Aujourd’hui et à l’en croire, la France serait en guerre. Ce que semble confirmer Gabriel Attal, porte-parole du gouvernement, en réponse aux « propos irresponsables » de Gérard Larcher : « Dès lors qu’il le peut, le chef de l’État participe à cette campagne. Mais moi, je n’entends pas les Français lui demander de déserter ses fonctions de Président à un moment où, on le voit dans l’actualité, évidemment on a besoin d’un Président qui continue à agir et à protéger les Français. »

Décidément, sa seigneurie est trop bonne de se pencher sur le destin du bas-peuple et de se consacrer, à temps perdu, à cet événement anodin qu’est l’élection présidentielle. Quant à ces « Français » murmurant à l’oreille de Gabriel Attal, on est en droit de se demander qui ils sont. Bref, l’union nationale, pour ne pas dire « l’union sacrée », serait donc de mise. Le problème, c’est que ces vocables étaient légitimes durant la Grande Guerre, quand Français et Allemands s’affrontaient dans les tranchées au prix de milliers de morts quotidiens, tous uniformes confondus. Nous en sommes loin. Comme souvent dans l’Histoire, les redites d’une tragédie sont immanquablement des comédies.

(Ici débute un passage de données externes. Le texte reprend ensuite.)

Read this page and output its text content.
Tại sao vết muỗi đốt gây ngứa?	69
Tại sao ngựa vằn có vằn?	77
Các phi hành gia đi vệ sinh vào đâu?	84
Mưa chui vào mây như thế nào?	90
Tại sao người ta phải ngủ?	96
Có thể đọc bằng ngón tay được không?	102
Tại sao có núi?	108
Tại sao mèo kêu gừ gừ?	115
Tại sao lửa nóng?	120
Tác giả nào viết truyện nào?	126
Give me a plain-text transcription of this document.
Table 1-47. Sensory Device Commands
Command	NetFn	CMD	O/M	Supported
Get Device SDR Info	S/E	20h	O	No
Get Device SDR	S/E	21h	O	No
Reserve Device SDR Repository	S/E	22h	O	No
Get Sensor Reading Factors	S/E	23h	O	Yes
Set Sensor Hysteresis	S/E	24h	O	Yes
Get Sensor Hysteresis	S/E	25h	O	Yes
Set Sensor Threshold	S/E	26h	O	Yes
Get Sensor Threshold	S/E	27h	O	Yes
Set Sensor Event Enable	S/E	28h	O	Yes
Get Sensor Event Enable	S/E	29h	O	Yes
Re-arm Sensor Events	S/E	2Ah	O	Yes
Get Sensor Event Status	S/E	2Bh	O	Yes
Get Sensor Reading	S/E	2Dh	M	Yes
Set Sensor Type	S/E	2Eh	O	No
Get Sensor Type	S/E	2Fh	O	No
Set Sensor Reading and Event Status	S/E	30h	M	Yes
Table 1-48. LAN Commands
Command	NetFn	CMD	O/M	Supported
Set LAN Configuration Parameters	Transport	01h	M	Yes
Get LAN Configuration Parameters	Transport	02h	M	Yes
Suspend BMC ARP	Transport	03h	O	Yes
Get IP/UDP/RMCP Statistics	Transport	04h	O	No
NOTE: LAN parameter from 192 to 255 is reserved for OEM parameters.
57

En effet, même si une majorité de Français craignent que cette guerre n’arrive en France – sûrement les mêmes qui, en 1990, en pleine guerre du Golfe, faisaient des provisions de nouilles et de farine dans les supermarchés –, il n’est pas inutile de rappeler que l’actuel conflit demeure circonscrit à la seule Ukraine et que la France n’est pas, stricto sensu, en guerre.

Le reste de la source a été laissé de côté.